The equipment in question was from Colfax Township, a small municipality north of Cadillac, Township Clerk Becky Stoddard confirmed to Bridge Michigan Thursday.
Stoddard said the equipment is used infrequently and does not contain election data. To her recollection, the township did not use the equipment in 2020.
“That’s the main thing I want to stress. There’s no data on it,” she said.
Stoddard directed further inquiries to the Michigan State Police.
Lt. Derrick Carroll, public information officer for the Michigan State Police Seventh District, confirmed law enforcement is investigating the missing piece of equipment but declined to provide additional details.
According to The Cadillac News, the voter assist terminal went missing sometime after the local government turned voting equipment over to the county in March for updates.
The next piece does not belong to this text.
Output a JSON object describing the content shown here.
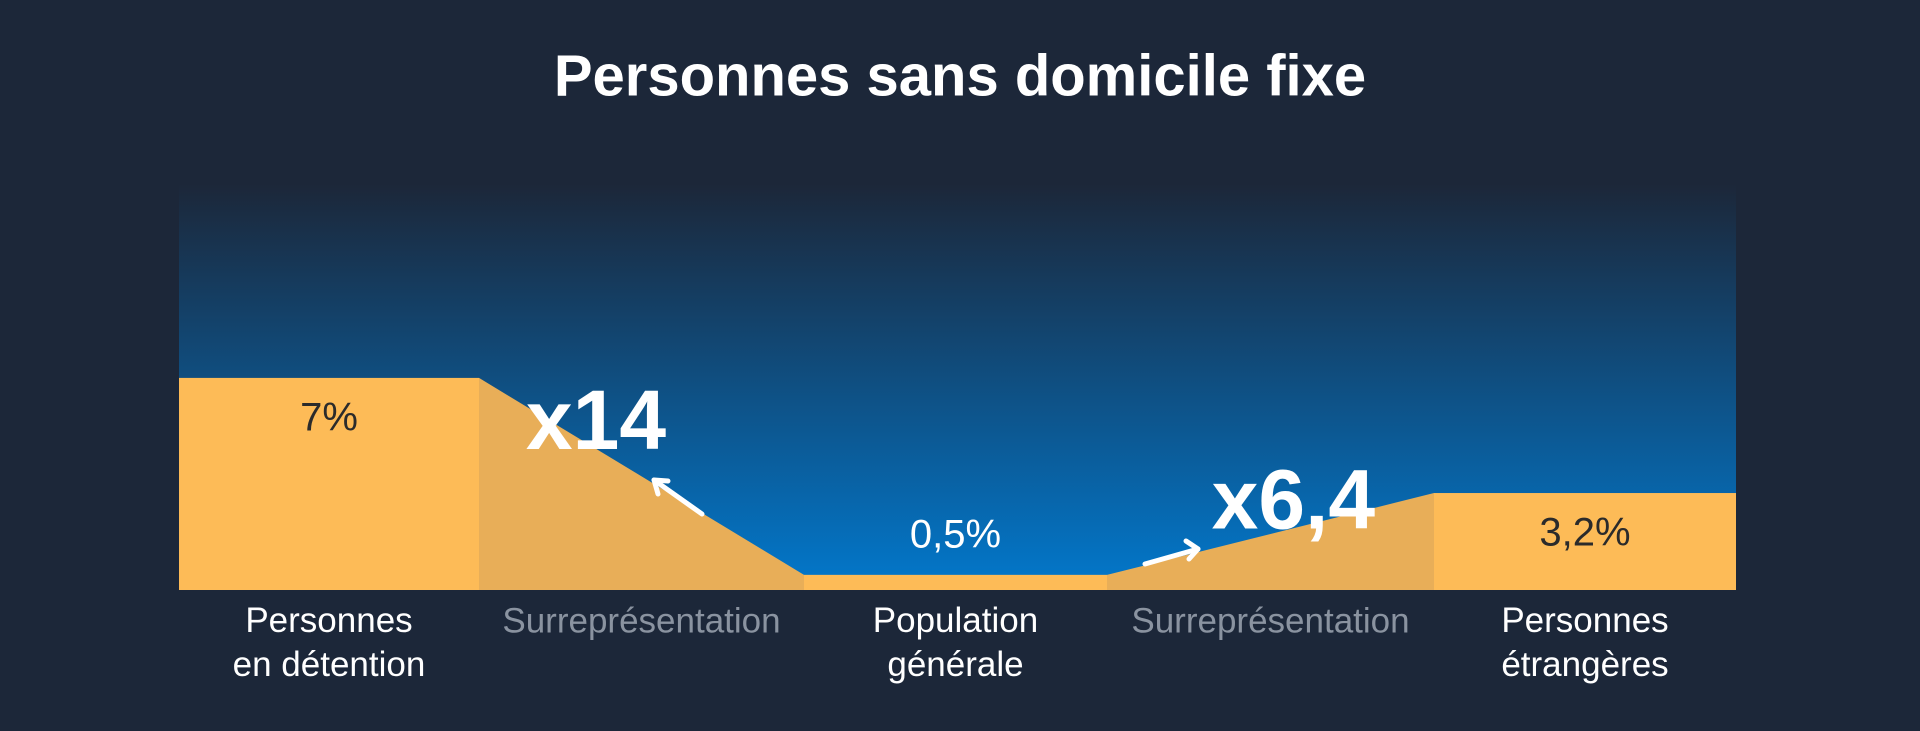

Its absence was noticed before the August primary.
News of the Wexford County investigation comes amid ongoing probes of efforts by supporters of former President Donald Trump to access local election equipment.
Nine individuals, including Republican attorney general candidate Matthew DePerno, fellow attorney Stefanie Lambert Juntilla and state Rep. Daire Rendon, R-Lake City, were referred to a special prosecutor by Attorney General Dana Nessel following an investigation into unauthorized voting-tabulator tampering in three jurisdictions, including Irving Township.
Nessel's office claims DePerno and others involved “gained unauthorized access and compromised tabulators,” a potential felony. DePerno has denied he did anything illegal and suggested the investigation was politically motivated.